Сашка остановился в нерешительности и огляделся вокруг. Кроме «индейцев» в лесу попадались и просто отдыхающие. А ну как за придурка его примут? Стрёмно как-то. А с другой стороны — кому какое дело? Может он, типа, слепой. А ну? Сашка закрыл глаза. Сразу стало как-то непривычно и странно. Будто весь остальной мир отделился и стал сам по себе, а Сашка — сам по себе. Появилось знакомое уже ощущение, словно он находился в центре своей головы, такой маленький и незаметный. От этого мир снаружи ощущался каким-то огромным и даже немного жутким. Сашка быстро открыл глаза. Блин, надо же! Никогда он и представить себе не мог, что подобное может быть. Лёвка уже куда-то забурился в высокие кусты и слышно было только потрескивание веток под ногами. Сашка снова закрыл глаза и подумал о деревьях. На ум приходили одни сосны, которых тут было в изобилии. Но какая из них его, Сашкина, было не понятно. Он тоже выставил руки вперёд и медленно двинулся левее тех кустов, куда занырнул Лёвка.
Странное дело, но, пройдя шагов двадцать, Сашка так и не упёрся ни в одно из деревьев. Будто они специально разбегались от него. И ведь не сворачивал никуда. Всё время прямо шёл. Он приоткрыл один глаз. Ну, вот же они, деревья! Вот прямо перед носом в двух шагах приличная сосна стоит. Сашка снова захлопнул глаз и пошёл мелкими шажками вперёд. Руки упёрлись в шершавую кору. Ничего необычного. Кора, как кора. Ни тебе покалываний, ни тепла. Наверное, не то дерево. Сашка сделал шаг в сторону и двинулся потихоньку дальше. Опять деревья куда-то пропали. Он решил не открывать глаз и топать так, пока не упрётся во что-нибудь существенное.

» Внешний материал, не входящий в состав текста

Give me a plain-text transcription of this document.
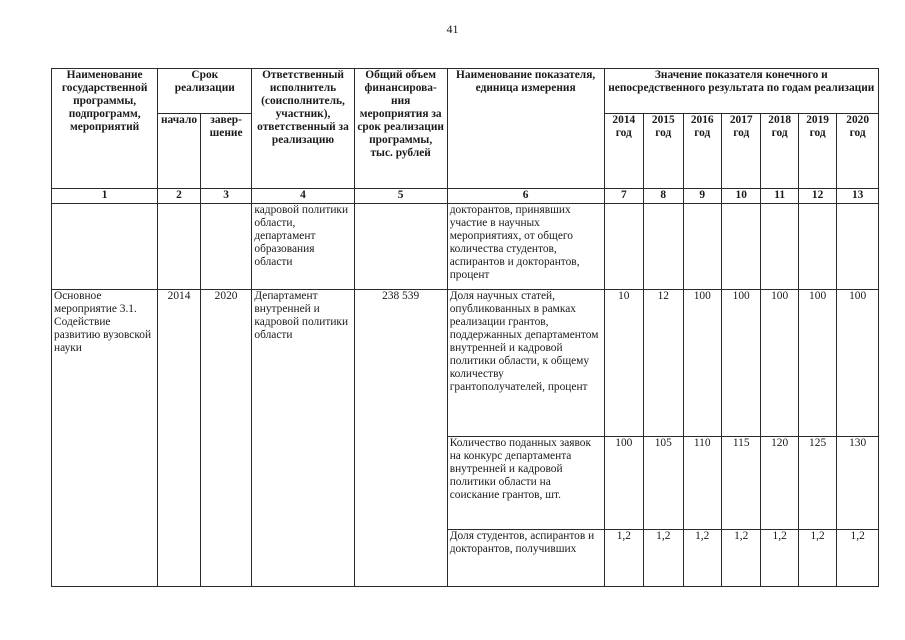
41
Наименование государственной программы, подпрограмм, мероприятий	Срок реализации		Ответственный исполнитель (соисполнитель, участник), ответственный за реализацию	Общий объем финансирова-ния мероприятия за срок реализации программы, тыс. рублей	Наименование показателя, единица измерения	Значение показателя конечного и непосредственного результата по годам реализации						
	начало	завер-шение				2014 год	2015 год	2016 год	2017 год	2018 год	2019 год	2020 год
1	2	3	4	5	6	7	8	9	10	11	12	13
			кадровой политики области, департамент образования области		докторантов, принявших участие в научных мероприятиях, от общего количества студентов, аспирантов и докторантов, процент							
Основное мероприятие 3.1. Содействие развитию вузовской науки	2014	2020	Департамент внутренней и кадровой политики области	238 539	Доля научных статей, опубликованных в рамках реализации грантов, поддержанных департаментом внутренней и кадровой политики области, к общему количеству грантополучателей, процент	10	12	100	100	100	100	100
					Количество поданных заявок на конкурс департамента внутренней и кадровой политики области на соискание грантов, шт.	100	105	110	115	120	125	130
					Доля студентов, аспирантов и докторантов, получивших	1,2	1,2	1,2	1,2	1,2	1,2	1,2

Иногда попадались тонкие ветки кустов. Тогда Сашка намеренно делал несколько шагов в бок и шёл дальше. Постепенно вдали затихли голоса «индейцев» и были слышны только вопли птиц и назойливое жужжание комаров. Они, сволочи, словно чуяли, что Сашка их не видит и самым нахальным образом вертелись прямо у него перед носом. Самые вредные с разбега втыкали свои хоботы в Сашкину физиономию и набивали жадное брюхо молодой кровью. Однако Сашка вовсе не обращал на них внимания. Его сознание как-то странно перевернулось. Он даже не чувствовал себя Сашкой, как обычно. Будто во сне он топал и топал вперёд, трогая воздух руками и ощущая, как на кончиках пальцев бегают тысячи щекочущих мурашей. Это было так здорово и необычно, что всё Сашкино существо жило в этот момент именно этой щекоткой.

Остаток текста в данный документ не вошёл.